There appears to be a greater prevalence of retinal amyloidosis around first-order branches in cognitively intact individuals, while significantly greater retinal amyloidosis is found around smaller branches in patients with impaired cognition. The reduced complexity of the retinal vascular branching network, as previously described in subjects with MCI and AD [15, 26, 29, 79], may explain the preferential accumulation of perivascular amyloid in secondary branches in cognitively impaired individuals. Interestingly, an agnostic machine learning-based study identified the same secondary branch perivascular area on heat-maps derived from retinal photographs, discriminating between AD individuals and healthy controls with high accuracy [80].

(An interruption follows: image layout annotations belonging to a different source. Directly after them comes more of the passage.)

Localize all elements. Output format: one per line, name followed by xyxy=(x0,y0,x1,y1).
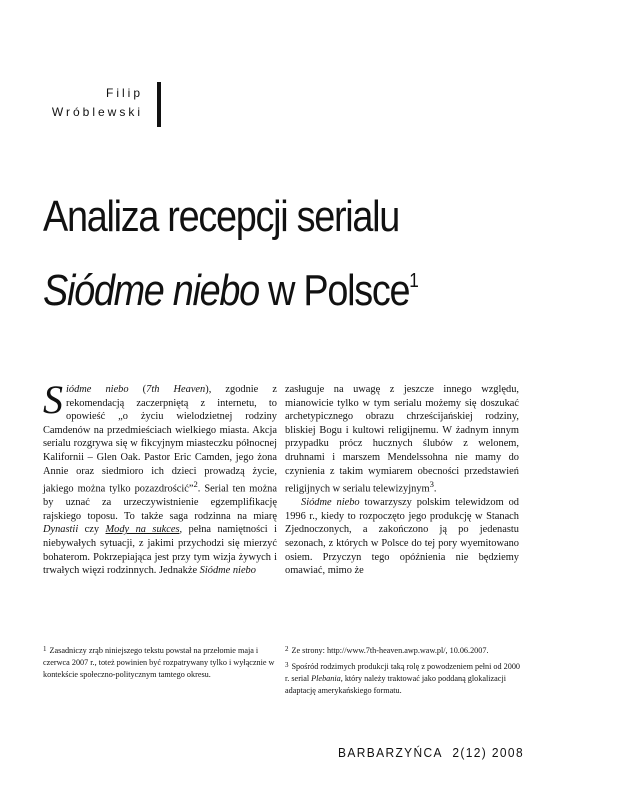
text-run: . Serial ten można by uznać za urzeczywistnienie egzemplifikację rajskiego toposu. To także saga rodzinna na miarę xyxy=(43,483,277,522)
text-run: iódme niebo xyxy=(66,384,129,395)
title-line-2-rest: w Polsce xyxy=(258,266,410,315)
paragraph xyxy=(285,383,519,496)
footnotes-left xyxy=(43,643,279,683)
title-line-1: Analiza recepcji serialu xyxy=(43,192,400,241)
journal-name: BARBARZYŃCA xyxy=(338,745,443,760)
footnote-text: Spośród rodzimych produkcji taką rolę z powodzeniem pełni od 2000 r. serial xyxy=(285,662,521,683)
footnote-text: Ze strony: http://www.7th-heaven.awp.waw.pl/, 10.06.2007. xyxy=(291,646,489,655)
footnotes-right xyxy=(285,643,521,699)
body-column-left xyxy=(43,377,278,578)
text-run: zasługuje na uwagę z jeszcze innego względu, mianowicie tylko w tym serialu możemy się doszukać archetypicznego obrazu chrześcijańskiej rodziny, bliskiej Bogu i kultowi religijnemu. W żadnym innym przypadku prócz hucznych ślubów z welonem, druhnami i marszem Mendelssohna nie mamy do czynienia z takim wymiarem obecności przedstawień religijnych w serialu telewizyjnym xyxy=(285,384,519,495)
title-series-name: Siódme niebo xyxy=(43,266,259,315)
footnote-ref: 3 xyxy=(429,479,434,490)
body-column-right xyxy=(285,383,519,578)
paragraph xyxy=(43,377,278,578)
text-run: ( xyxy=(128,384,147,395)
footnote-1 xyxy=(43,643,279,681)
footnote-text: Plebania xyxy=(311,674,341,683)
text-run: , pełna namiętności i niebywałych sytuacji, z jakimi przychodzi się mierzyć bohaterom. Pokrzepiająca jest przy tym wizja żywych i trwałych więzi rodzinnych. Jednakże xyxy=(43,524,277,577)
journal-issue: 2(12) 2008 xyxy=(452,745,524,760)
paragraph xyxy=(285,496,519,578)
text-run: towarzyszy polskim telewidzom od 1996 r., kiedy to rozpoczęto jego produkcję w Stanach Zjednoczonych, a zakończono ją po jedenastu sezonach, z których w Polsce do tej pory wyemitowano osiem. Przyczyn tego opóźnienia nie będziemy omawiać, mimo że xyxy=(285,497,519,577)
drop-cap: S xyxy=(43,377,63,422)
text-run: ), zgodnie z rekomendacją zaczerpniętą z internetu, to opowieść „o życiu wielodzietnej rodziny Camdenów na przedmieściach wielkiego miasta. Akcja serialu rozgrywa się w fikcyjnym miasteczku północnej Kalifornii – Glen Oak. Pastor Eric Camden, jego żona Annie oraz siedmioro ich dzieci prowadzą życie, jakiego można tylko pozazdrościć” xyxy=(43,384,278,495)
footnote-number: 3 xyxy=(285,661,289,669)
title-footnote-mark: 1 xyxy=(409,270,418,292)
text-run: 7th Heaven xyxy=(146,384,206,395)
text-run: czy xyxy=(78,524,106,536)
journal-footer xyxy=(338,745,524,760)
footnote-number: 1 xyxy=(43,645,47,653)
footnote-text: Zasadniczy zrąb niniejszego tekstu powstał na przełomie maja i czerwca 2007 r., toteż powinien być rozpatrywany tylko i wyłącznie w kontekście społeczno-politycznym tamtego okresu. xyxy=(43,646,275,679)
footnote-number: 2 xyxy=(285,645,289,653)
text-run: Siódme niebo xyxy=(301,497,360,509)
footnote-ref: 2 xyxy=(193,479,198,490)
author-first-name: Filip xyxy=(105,86,143,100)
footnote-3 xyxy=(285,659,521,697)
article-title xyxy=(43,185,418,323)
author-divider xyxy=(157,82,161,127)
text-run: Siódme niebo xyxy=(199,565,256,577)
author-name xyxy=(52,84,143,122)
text-run: Dynastii xyxy=(43,524,79,536)
author-last-name: Wróblewski xyxy=(51,105,143,119)
text-run: . xyxy=(433,483,437,495)
footnote-text: , który należy traktować jako poddaną glokalizacji adaptację amerykańskiego formatu. xyxy=(285,674,506,695)
text-run: Mody na sukces xyxy=(105,524,180,536)
footnote-2 xyxy=(285,643,521,657)
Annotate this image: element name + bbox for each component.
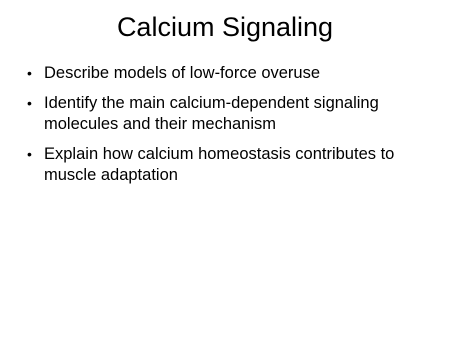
bullet-item (25, 144, 440, 186)
bullet-icon: • (27, 95, 32, 111)
bullet-text: Explain how calcium homeostasis contributes to muscle adaptation (44, 145, 395, 184)
bullet-item (25, 63, 440, 84)
bullet-icon: • (27, 65, 32, 81)
bullet-list (25, 63, 440, 195)
bullet-item (25, 93, 440, 135)
bullet-text: Describe models of low-force overuse (44, 64, 321, 82)
bullet-text: Identify the main calcium-dependent signaling molecules and their mechanism (44, 94, 379, 133)
slide-title: Calcium Signaling (116, 12, 334, 42)
bullet-icon: • (27, 146, 32, 162)
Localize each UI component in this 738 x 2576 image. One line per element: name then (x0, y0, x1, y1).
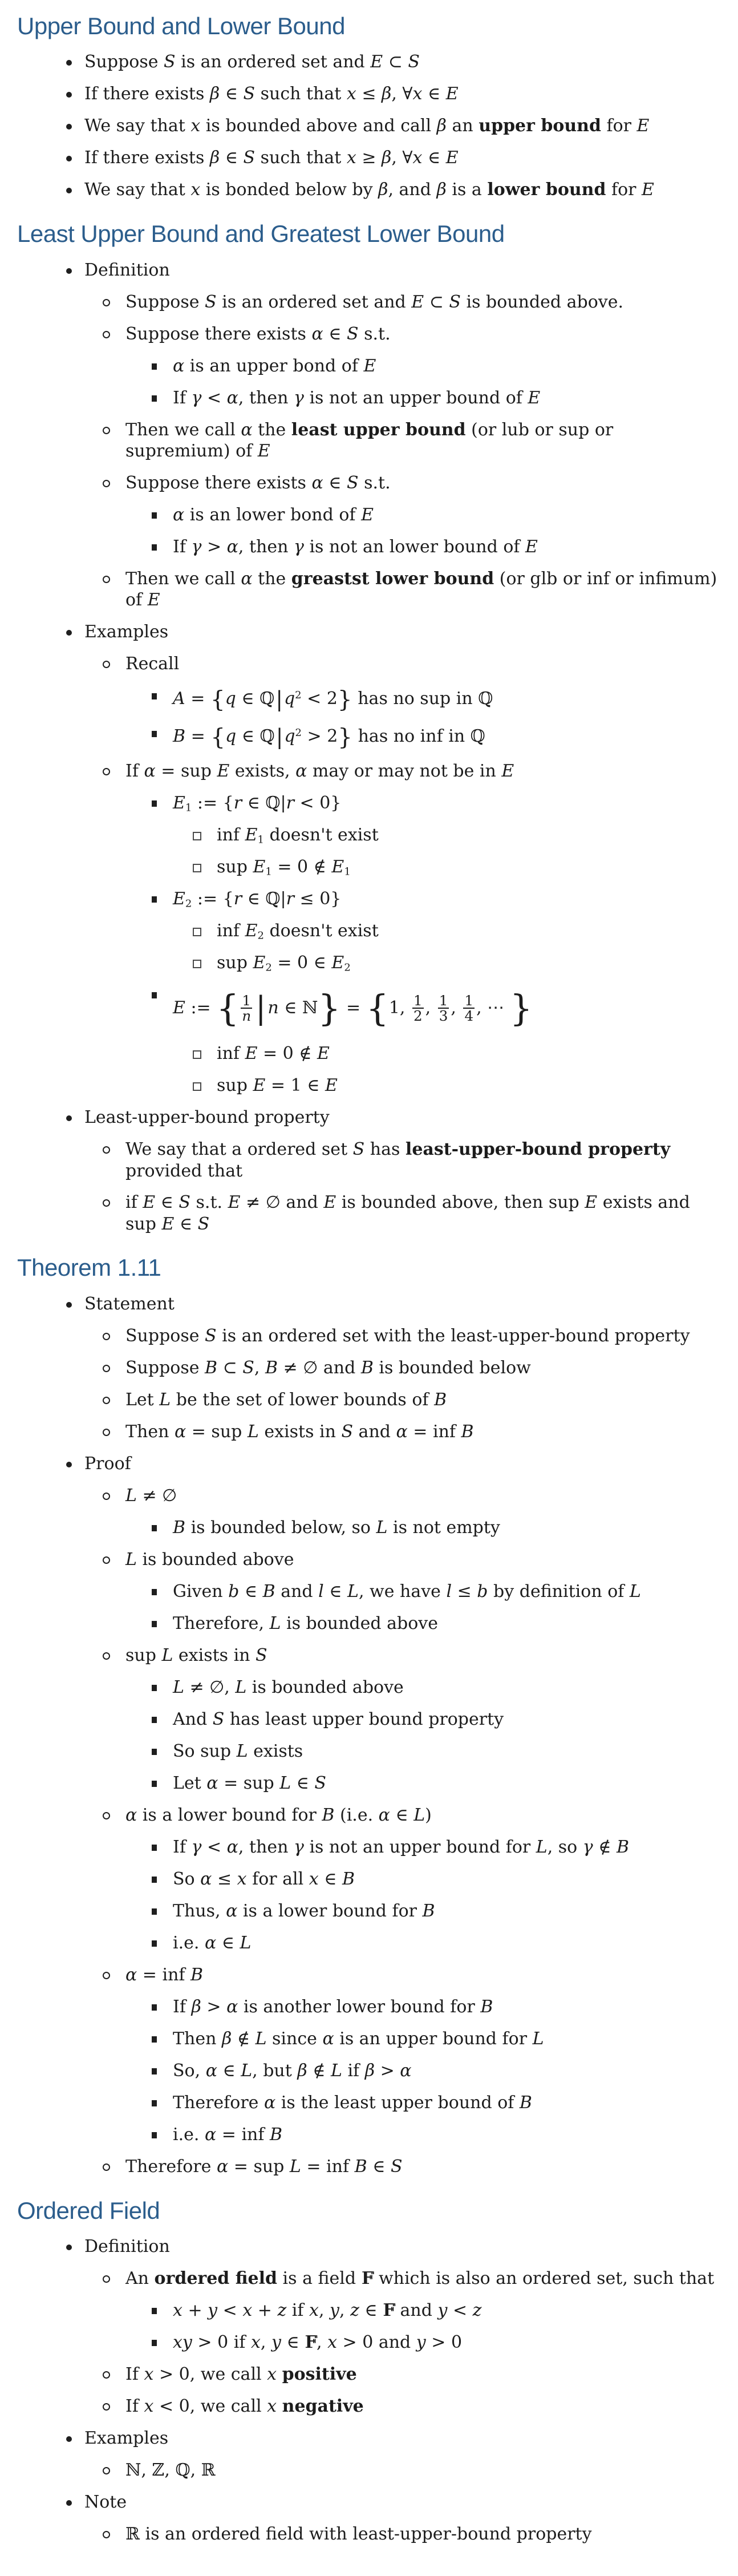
list-item-text: Suppose S is an ordered set and E ⊂ S (84, 52, 420, 72)
section-heading: Theorem 1.11 (17, 1254, 161, 1281)
list-item-text: Definition (84, 260, 170, 280)
bullet-square-icon (152, 544, 157, 551)
list-item-text: sup $E_1 = 0$ ∉ $E_1$ (217, 856, 351, 878)
list-item-text: α = inf B (125, 1964, 204, 1985)
bullet-open-square-icon (193, 864, 201, 872)
list-item (17, 920, 717, 942)
list-item-text: Therefore α = sup L = inf B ∈ S (125, 2156, 403, 2177)
list-item (17, 1485, 717, 1507)
section-theorem-1-11 (17, 1254, 717, 2177)
list-item (17, 1869, 717, 1890)
bullet-square-icon (152, 1525, 157, 1531)
list-item-text: We say that a ordered set S has least-upper-bound property provided that (125, 1139, 671, 1181)
bullet-square-icon (152, 1589, 157, 1595)
list-item (17, 2124, 717, 2146)
list-item (17, 1453, 717, 1475)
list-item (17, 1932, 717, 1954)
bullet-square-icon (152, 1908, 157, 1915)
list-item-text: Then we call α the greastst lower bound (or glb or inf or infimum) of E (125, 568, 717, 610)
list-item-text: Suppose S is an ordered set with the least-upper-bound property (125, 1325, 690, 1346)
list-item-text: Statement (84, 1293, 175, 1314)
bullet-circle-icon (103, 427, 110, 434)
list-item (17, 1613, 717, 1635)
list-item-text: if E ∈ S s.t. E ≠ ∅ and E is bounded above, then sup E exists and sup E ∈ S (125, 1192, 690, 1234)
list-item-text: i.e. α = inf B (173, 2124, 283, 2145)
list-item (17, 1139, 717, 1182)
list-item-text: L is bounded above (125, 1549, 294, 1570)
list-item-text: Examples (84, 621, 169, 642)
list-item (17, 1075, 717, 1097)
bullet-square-icon (152, 1781, 157, 1787)
list-item-text: B = {q ∈ $ℚ|q^2 > 2$} has no inf in ℚ (173, 722, 485, 750)
list-item (17, 888, 717, 910)
list-item-text: Therefore, L is bounded above (173, 1613, 438, 1633)
section-heading: Least Upper Bound and Greatest Lower Bound (17, 220, 505, 248)
bullet-square-icon (152, 512, 157, 519)
section-ordered-field (17, 2197, 717, 2545)
list-item (17, 323, 717, 345)
list-item (17, 1996, 717, 2018)
list-item-text: α is an upper bond of E (173, 355, 376, 376)
list-item (17, 2460, 717, 2481)
list-item (17, 292, 717, 313)
list-item (17, 387, 717, 409)
list-item-text: sup E = 1 ∈ E (217, 1075, 338, 1096)
bullet-circle-icon (103, 1493, 110, 1500)
list-item-text: α is a lower bound for B (i.e. α ∈ L) (125, 1805, 432, 1825)
bullet-square-icon (152, 395, 157, 402)
list-item (17, 653, 717, 675)
bullet-square-icon (152, 731, 157, 737)
list-item-text: xy > 0 if x, y ∈ F F, x > 0 and y > 0 (17, 2332, 717, 2353)
bullet-circle-icon (103, 1365, 110, 1372)
bullet-disc-icon (66, 2436, 72, 2442)
bullet-square-icon (152, 2100, 157, 2106)
list-item-text: Note (84, 2492, 127, 2512)
list-item-text: α is an lower bond of E (173, 504, 374, 525)
list-item (17, 1900, 717, 1922)
list-item (17, 2156, 717, 2178)
list-item-text: ℝ is an ordered field with least-upper-bound property (125, 2524, 592, 2544)
bullet-disc-icon (66, 2245, 72, 2250)
bullet-open-square-icon (193, 928, 201, 936)
bullet-circle-icon (103, 2275, 110, 2283)
bullet-list (17, 1293, 717, 2178)
bullet-circle-icon (103, 1652, 110, 1660)
list-item-text: Then we call α the least upper bound (or lub or sup or supremium) of E (125, 419, 614, 462)
section-upper-bound-and-lower-bound (17, 13, 717, 201)
list-item-text: Definition (84, 2236, 170, 2256)
list-item-text: sup L exists in S (125, 1645, 267, 1665)
bullet-circle-icon (103, 2163, 110, 2171)
list-item-text: Suppose S is an ordered set and E ⊂ S is bounded above. (125, 292, 624, 312)
list-item (17, 761, 717, 782)
bullet-disc-icon (66, 268, 72, 274)
bullet-square-icon (152, 2340, 157, 2346)
list-item (17, 1043, 717, 1065)
list-item-text: If γ > α, then γ is not an lower bound of E (173, 536, 538, 557)
list-item-text: So α ≤ x for all x ∈ B (173, 1869, 355, 1889)
bullet-circle-icon (103, 480, 110, 487)
list-item-text: inf E = 0 ∉ E (217, 1044, 330, 1064)
bullet-square-icon (152, 800, 157, 807)
list-item (17, 1773, 717, 1794)
bullet-circle-icon (103, 768, 110, 775)
list-item (17, 2364, 717, 2385)
bullet-circle-icon (103, 2467, 110, 2474)
list-item (17, 1325, 717, 1347)
list-item-text: Let L be the set of lower bounds of B (125, 1389, 447, 1410)
list-item (17, 1645, 717, 1667)
bullet-circle-icon (103, 1812, 110, 1819)
bullet-circle-icon (103, 576, 110, 583)
list-item-text: If x > 0, we call x positive (125, 2364, 357, 2384)
list-item (17, 2092, 717, 2114)
list-item-text: Thus, α is a lower bound for B (173, 1900, 435, 1921)
bullet-square-icon (152, 1877, 157, 1883)
bullet-square-icon (152, 1685, 157, 1691)
list-item-text: Recall (125, 653, 180, 674)
bullet-open-square-icon (193, 960, 201, 968)
list-item (17, 984, 717, 1033)
list-item-text: Then β ∉ L since α is an upper bound for L (173, 2028, 544, 2049)
list-item-text: And S has least upper bound property (173, 1709, 504, 1729)
list-item-text: If there exists β ∈ S such that x ≤ β, ∀x ∈ E (84, 84, 459, 104)
list-item (17, 51, 717, 73)
list-item (17, 1293, 717, 1315)
list-item (17, 2060, 717, 2082)
list-item-text: sup $E_2 = 0$ ∈ $E_2$ (217, 952, 351, 974)
list-item-text: L ≠ ∅ (125, 1485, 177, 1506)
list-item-text: L ≠ ∅, L is bounded above (173, 1677, 404, 1697)
list-item (17, 2236, 717, 2258)
list-item-text: If γ < α, then γ is not an upper bound of E (173, 387, 541, 408)
bullet-circle-icon (103, 331, 110, 338)
bullet-square-icon (152, 896, 157, 903)
list-item-text: Least-upper-bound property (84, 1107, 330, 1128)
list-item-text: Then α = sup L exists in S and α = inf B (125, 1421, 474, 1442)
bullet-disc-icon (66, 2500, 72, 2506)
bullet-circle-icon (103, 1429, 110, 1436)
list-item (17, 1581, 717, 1603)
list-item-text: Suppose there exists α ∈ S s.t. (125, 323, 391, 344)
list-item (17, 83, 717, 105)
bullet-square-icon (152, 363, 157, 370)
list-item (17, 2268, 717, 2290)
list-item (17, 1549, 717, 1571)
bullet-square-icon (152, 2068, 157, 2074)
list-item-text: E := { $\frac{1}{n}$ | n ∈ ℕ} = {1, $\frac{1}{2}$ , $\frac{1}{3}$ , $\frac{1}{4}$ , ⋯ } (173, 987, 533, 1029)
bullet-circle-icon (103, 2371, 110, 2379)
bullet-open-square-icon (193, 1082, 201, 1091)
list-item (17, 2492, 717, 2513)
list-item (17, 1357, 717, 1379)
list-item (17, 2396, 717, 2417)
list-item-text: Given b ∈ B and l ∈ L, we have l ≤ b by definition of L (173, 1581, 641, 1602)
list-item-text: inf $E_1$ doesn't exist (217, 824, 379, 846)
list-item (17, 115, 717, 137)
bullet-circle-icon (103, 299, 110, 306)
list-item (17, 621, 717, 643)
bullet-open-square-icon (193, 832, 201, 840)
list-item-text: A = {q ∈ $ℚ|q^2 < 2$} has no sup in ℚ (173, 685, 493, 713)
list-item-text: If α = sup E exists, α may or may not be in E (125, 761, 514, 781)
bullet-list (17, 260, 717, 1235)
list-item (17, 856, 717, 878)
list-item-text: So, α ∈ L, but β ∉ L if β > α (173, 2060, 412, 2081)
list-item-text: Examples (84, 2428, 169, 2448)
list-item (17, 179, 717, 201)
list-item-text: If β > α is another lower bound for B (173, 1996, 493, 2017)
list-item (17, 536, 717, 558)
list-item (17, 824, 717, 846)
list-item-text: Suppose B ⊂ S, B ≠ ∅ and B is bounded below (125, 1357, 531, 1378)
list-item (17, 1421, 717, 1443)
list-item (17, 1805, 717, 1826)
list-item (17, 2300, 717, 2322)
bullet-square-icon (152, 1940, 157, 1947)
list-item (17, 1517, 717, 1539)
bullet-disc-icon (66, 630, 72, 636)
bullet-square-icon (152, 1749, 157, 1755)
bullet-square-icon (152, 2036, 157, 2043)
list-item (17, 1709, 717, 1730)
bullet-list (17, 51, 717, 201)
list-item-text: If x < 0, we call x negative (125, 2396, 364, 2416)
list-item-text: inf $E_2$ doesn't exist (217, 920, 379, 942)
section-heading: Upper Bound and Lower Bound (17, 13, 345, 39)
list-item (17, 952, 717, 974)
bullet-circle-icon (103, 1556, 110, 1564)
list-item (17, 1389, 717, 1411)
list-item (17, 1107, 717, 1129)
list-item (17, 260, 717, 281)
list-item (17, 504, 717, 526)
bullet-square-icon (152, 2004, 157, 2011)
list-item (17, 1964, 717, 1986)
bullet-disc-icon (66, 1302, 72, 1308)
list-item-text: We say that x is bonded below by β, and β is a lower bound for E (84, 180, 654, 200)
list-item (17, 2332, 717, 2353)
list-item-text: Proof (84, 1453, 131, 1474)
list-item (17, 2428, 717, 2449)
list-item (17, 147, 717, 169)
bullet-disc-icon (66, 1462, 72, 1467)
bullet-square-icon (152, 1845, 157, 1851)
list-item (17, 723, 717, 750)
list-item-text: B is bounded below, so L is not empty (173, 1517, 500, 1538)
section-least-upper-bound-and-greatest-lower-bound (17, 220, 717, 1235)
list-item-text: If γ < α, then γ is not an upper bound for L, so γ ∉ B (173, 1837, 630, 1857)
list-item (17, 2524, 717, 2545)
list-item (17, 1677, 717, 1699)
list-item-text: $E_1$ := {r ∈ ℚ|r < 0} (173, 792, 342, 814)
section-heading: Ordered Field (17, 2197, 160, 2224)
list-item-text: So sup L exists (173, 1741, 303, 1761)
list-item (17, 2028, 717, 2050)
bullet-list (17, 2236, 717, 2545)
list-item (17, 1741, 717, 1762)
list-item (17, 472, 717, 494)
list-item (17, 792, 717, 814)
bullet-circle-icon (103, 1972, 110, 1979)
bullet-square-icon (152, 1717, 157, 1723)
bullet-square-icon (152, 2308, 157, 2314)
bullet-circle-icon (103, 1397, 110, 1404)
bullet-circle-icon (103, 1333, 110, 1340)
list-item-text: If there exists β ∈ S such that x ≥ β, ∀x ∈ E (84, 148, 459, 168)
bullet-square-icon (152, 693, 157, 699)
list-item (17, 419, 717, 462)
bullet-open-square-icon (193, 1050, 201, 1059)
list-item (17, 685, 717, 713)
list-item-text: i.e. α ∈ L (173, 1932, 252, 1953)
bullet-circle-icon (103, 2531, 110, 2538)
bullet-circle-icon (103, 661, 110, 668)
list-item-text: ℕ, ℤ, ℚ, ℝ (125, 2460, 216, 2480)
list-item-text: An ordered field is a field F F which is also an ordered set, such that (17, 2268, 717, 2290)
list-item-text: x + y < x + z if x, y, z ∈ F F and y < z (17, 2300, 717, 2322)
list-item-text: Let α = sup L ∈ S (173, 1773, 326, 1793)
bullet-square-icon (152, 992, 157, 998)
bullet-circle-icon (103, 2403, 110, 2411)
list-item (17, 568, 717, 611)
bullet-square-icon (152, 2132, 157, 2138)
list-item-text: We say that x is bounded above and call β an upper bound for E (84, 116, 650, 136)
list-item (17, 355, 717, 377)
list-item (17, 1192, 717, 1235)
list-item-text: $E_2$ := {r ∈ ℚ|r ≤ 0} (173, 888, 342, 910)
list-item (17, 1837, 717, 1858)
list-item-text: Suppose there exists α ∈ S s.t. (125, 472, 391, 493)
bullet-square-icon (152, 1621, 157, 1627)
list-item-text: Therefore α is the least upper bound of B (173, 2092, 532, 2113)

Our results within small subgroups should be interpreted cautiously and require confirmation in larger well-powered studies, further exploring the clinical utility of perivascular amyloidosis topography and the underlying pathophysiology of peri-arteriolar and peri-venular amyloid deposition at various stages of AD progression. With this current methodology, we were unable to assess the retinal far periphery or determine the status of amyloid burden adjacent to capillaries, both of which warrant future investigation. Furthermore, automated protocols to analyze retinal perivascular amyloidosis in the whole fundus are needed. Other study limitations include the relatively small number of subjects with cognitive decline, predominantly of Caucasian race, and the lack of AD biomarker confirmation, which reduces the generalizability of our findings.

Conclusions

In this exploratory study of the topographical interaction between retinal vasculature and Aβ deposits, we discovered that increased supero-temporal retinal Aβ deposits in the distal peri-venular regions can differentiate between normal and impaired cognition and are inversely associated with hippocampal neurodegeneration. Our findings from both in vivo imaging and histopathological analyses reveal similar patterns of perivascular Aβ depositions. These data further support the hypothesis that the pathophysiology of AD in the retina and brain is analogous, evidenced by the preferential accumulation of amyloid in the peri-arterial regions. However, the relationship between retinal perivascular amyloidosis and cognitive performance is complex and necessitates further investigation through longitudinal prospective studies involving a larger and more diverse cohort with confirmation of cerebral amyloid status via amyloid-PET imaging. It is worthwhile to further explore and validate the potential of peri-arteriolar and peri-venular amyloid burden as biomarkers across various stages of AD and as potential risk for ARIA.